むろん急性期病院のすべてにこの「退院後支援加算」が必要というつもりはありません。同上の意見交換会でも「要介護の高齢者に対する急性期医療は、介護保険施設の医師や地域包括ケア病棟が中心的に担い、急性期一般病棟は急性期医療に重点化することで、限られた医療資源を有効活用すべきである。」という意見もあることから、地域包括ケア病棟など回復期機能を持つ病院に対してのみの評価でもよいでしょう。また名称も退院後支援加算ではなく「生活体制維持加算」でもいいかもしれません。

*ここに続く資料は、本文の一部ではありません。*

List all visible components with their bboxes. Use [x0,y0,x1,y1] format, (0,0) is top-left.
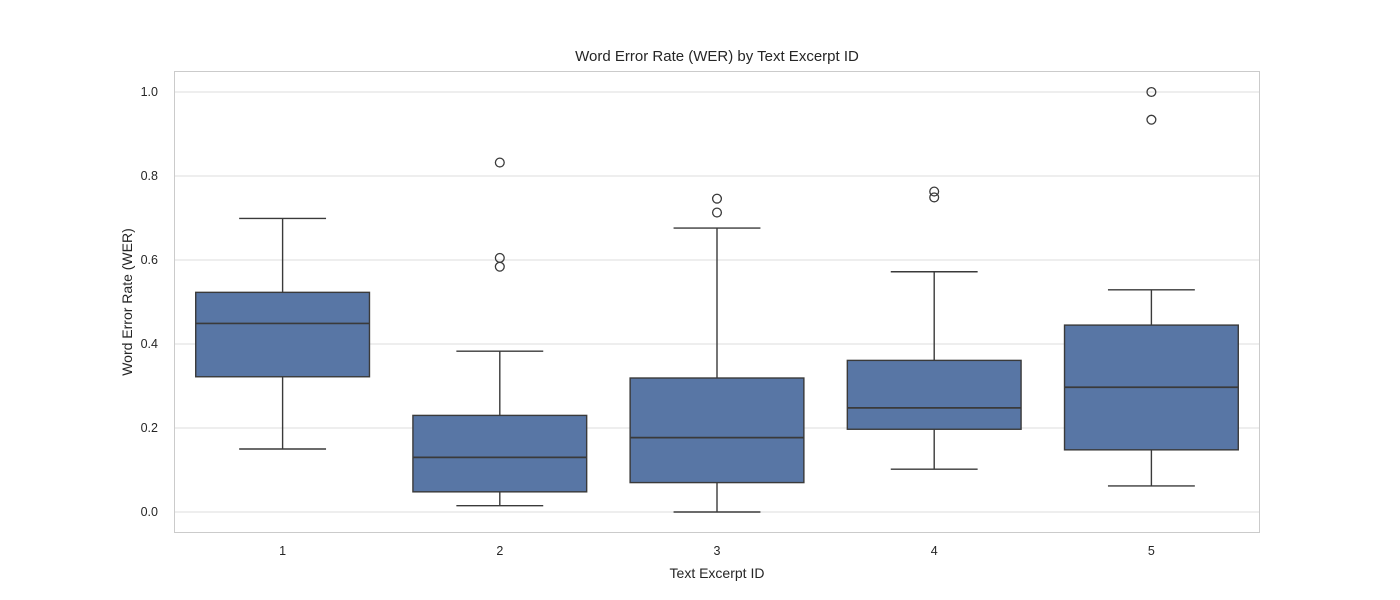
outlier-point [1146,86,1157,98]
x-tick-label: 5 [1147,544,1155,558]
y-tick-label: 0.0 [140,505,158,519]
iqr-box [629,377,805,484]
x-tick-label: 4 [930,544,938,558]
outlier-point [711,207,723,218]
iqr-box [412,414,588,493]
boxplot-category-1 [195,217,371,450]
y-tick-label: 1.0 [140,85,158,99]
outlier-point [494,252,505,263]
x-tick-label: 2 [496,544,504,558]
iqr-box [846,359,1022,430]
boxplot-category-4 [846,186,1022,470]
outlier-point [1146,114,1157,125]
x-tick-label: 1 [279,544,287,558]
boxplot-category-5 [1063,86,1239,487]
y-axis-label: Word Error Rate (WER) [119,228,135,376]
x-axis-label: Text Excerpt ID [669,565,765,581]
outlier-point [929,186,940,197]
boxplot-category-2 [412,157,588,507]
outlier-point [494,261,505,272]
iqr-box [195,291,371,378]
outlier-point [711,193,723,204]
x-tick-label: 3 [713,544,721,558]
boxplot-canvas [174,71,1260,533]
boxplot-category-3 [629,193,805,513]
y-tick-label: 0.4 [140,337,158,351]
outlier-point [494,157,505,168]
y-tick-label: 0.8 [140,169,158,183]
outlier-point [929,192,940,203]
y-tick-label: 0.6 [140,253,158,267]
plot-area [174,71,1260,533]
y-tick-label: 0.2 [140,421,158,435]
chart-title: Word Error Rate (WER) by Text Excerpt ID [575,48,859,65]
axes-border [174,71,1260,533]
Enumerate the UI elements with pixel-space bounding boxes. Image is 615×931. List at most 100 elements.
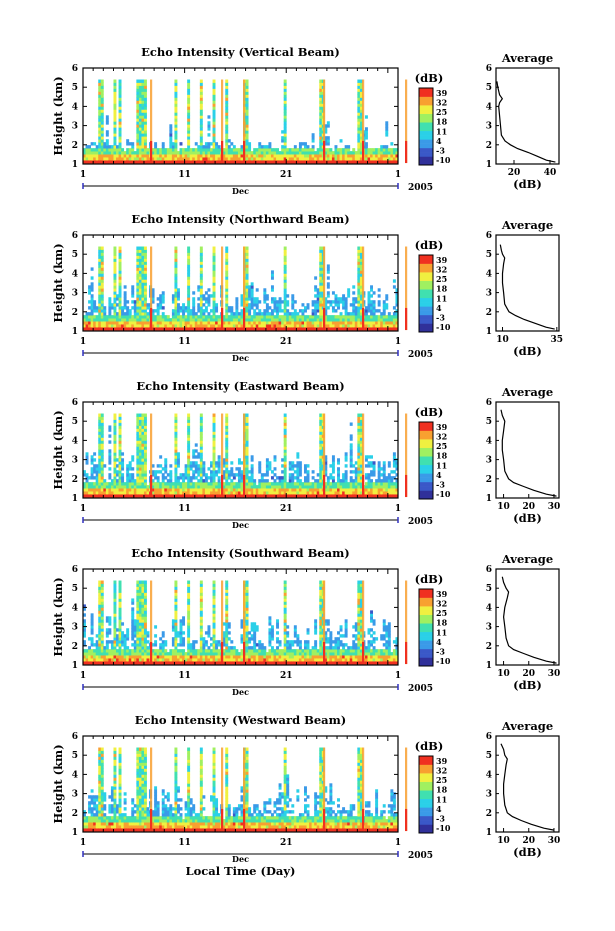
heatmap-cell: [270, 491, 274, 495]
heatmap-cell: [136, 473, 140, 477]
heatmap-cell: [283, 157, 287, 161]
heatmap-cell: [179, 491, 183, 495]
heatmap-cell: [359, 309, 363, 313]
heatmap-cell: [232, 312, 236, 316]
heatmap-cell: [380, 488, 384, 492]
heatmap-cell: [334, 151, 338, 155]
heatmap-cell: [260, 154, 264, 158]
heatmap-cell: [138, 133, 142, 137]
heatmap-cell: [131, 494, 135, 498]
heatmap-cell: [380, 148, 384, 152]
colorbar-band: [419, 255, 433, 260]
heatmap-cell: [270, 482, 274, 486]
heatmap-cell: [156, 151, 160, 155]
heatmap-cell: [123, 154, 127, 158]
heatmap-cell: [110, 306, 114, 310]
heatmap-cell: [189, 315, 193, 319]
heatmap-cell: [100, 97, 104, 101]
heatmap-cell: [319, 452, 323, 456]
heatmap-cell: [250, 324, 254, 328]
heatmap-cell: [291, 157, 295, 161]
heatmap-cell: [395, 473, 399, 477]
heatmap-cell: [110, 491, 114, 495]
colorbar-band: [419, 306, 433, 311]
heatmap-cell: [357, 303, 361, 307]
heatmap-cell: [123, 482, 127, 486]
heatmap-cell: [357, 255, 361, 259]
heatmap-cell: [138, 318, 142, 322]
heatmap-cell: [143, 482, 147, 486]
heatmap-cell: [329, 160, 333, 164]
heatmap-cell: [392, 321, 396, 325]
heatmap-cell: [166, 151, 170, 155]
heatmap-cell: [138, 294, 142, 298]
heatmap-cell: [199, 467, 203, 471]
heatmap-cell: [131, 318, 135, 322]
heatmap-cell: [375, 485, 379, 489]
heatmap-cell: [344, 452, 348, 456]
heatmap-cell: [143, 452, 147, 456]
heatmap-cell: [118, 321, 122, 325]
heatmap-cell: [281, 491, 285, 495]
y-tick-label: 1: [72, 160, 78, 170]
heatmap-cell: [265, 467, 269, 471]
heatmap-cell: [143, 249, 147, 253]
colorbar-band: [419, 109, 433, 114]
heatmap-cell: [121, 640, 125, 644]
heatmap-cell: [171, 321, 175, 325]
heatmap-cell: [240, 494, 244, 498]
heatmap-cell: [121, 461, 125, 465]
heatmap-cell: [90, 151, 94, 155]
heatmap-cell: [199, 88, 203, 92]
heatmap-cell: [250, 157, 254, 161]
heatmap-cell: [217, 476, 221, 480]
heatmap-cell: [281, 160, 285, 164]
heatmap-cell: [364, 494, 368, 498]
heatmap-cell: [337, 160, 340, 164]
heatmap-cell: [225, 437, 229, 441]
heatmap-cell: [141, 431, 145, 435]
colorbar-band: [419, 280, 433, 286]
heatmap-cell: [121, 649, 125, 653]
heatmap-cell: [113, 285, 117, 289]
heatmap-cell: [88, 655, 92, 659]
heatmap-cell: [103, 327, 107, 331]
heatmap-cell: [98, 264, 102, 268]
heatmap-cell: [377, 494, 381, 498]
heatmap-cell: [263, 157, 267, 161]
colorbar-band: [419, 473, 433, 478]
heatmap-cell: [136, 416, 140, 420]
heatmap-cell: [392, 157, 396, 161]
heatmap-cell: [199, 437, 203, 441]
heatmap-cell: [250, 467, 254, 471]
heatmap-cell: [311, 485, 315, 489]
heatmap-cell: [202, 488, 206, 492]
heatmap-cell: [337, 303, 340, 307]
heatmap-cell: [113, 428, 117, 432]
heatmap-cell: [187, 85, 191, 89]
heatmap-cell: [387, 464, 391, 468]
heatmap-cell: [171, 300, 175, 304]
heatmap-cell: [319, 294, 323, 298]
heatmap-cell: [283, 127, 287, 131]
heatmap-cell: [225, 79, 229, 83]
heatmap-cell: [100, 273, 104, 277]
heatmap-cell: [253, 309, 257, 313]
heatmap-cell: [143, 127, 147, 131]
y-tick-label: 4: [72, 436, 78, 446]
heatmap-cell: [169, 491, 173, 495]
heatmap-cell: [121, 318, 125, 322]
colorbar-tick-label: -3: [436, 312, 445, 322]
heatmap-cell: [199, 115, 203, 119]
heatmap-cell: [121, 321, 125, 325]
heatmap-cell: [270, 494, 274, 498]
heatmap-cell: [245, 485, 249, 489]
heatmap-cell: [123, 303, 127, 307]
heatmap-cell: [204, 494, 208, 498]
heatmap-cell: [141, 151, 145, 155]
heatmap-cell: [344, 300, 348, 304]
heatmap-cell: [296, 467, 300, 471]
heatmap-cell: [118, 315, 122, 319]
heatmap-cell: [98, 321, 102, 325]
heatmap-cell: [131, 607, 135, 611]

【ケアマネジャーにとっての、かかりつけ多職種チーム】
そして医療機関は入院機能のみならず、在宅における利用者の心身機能の維持や、ケアマネジャー等からの相談を受け、当該医療機関の外来を受診した上でケアマネジャーの抱える相談に医療機関に勤務する多職種から回答・助言する役割や機能があったらどうでしょうか。これにより予防的な対処をケアマネジメントの段階で実施することにより、無用な入院を回避し在宅生活の延伸をもたらす役割をケアマネジャーとともに当該医療機関の多職種で実施することができそうです。地域包括ケア病棟などを持つ医療機関をいわば、かかりつけ医ならぬ、ケアマネジャーにとっての「かかりつけ多職種チーム」としての機能を持たせ、心身機能の低下と入院を防止する水際作戦の役割を発揮できるのではないでしょうか。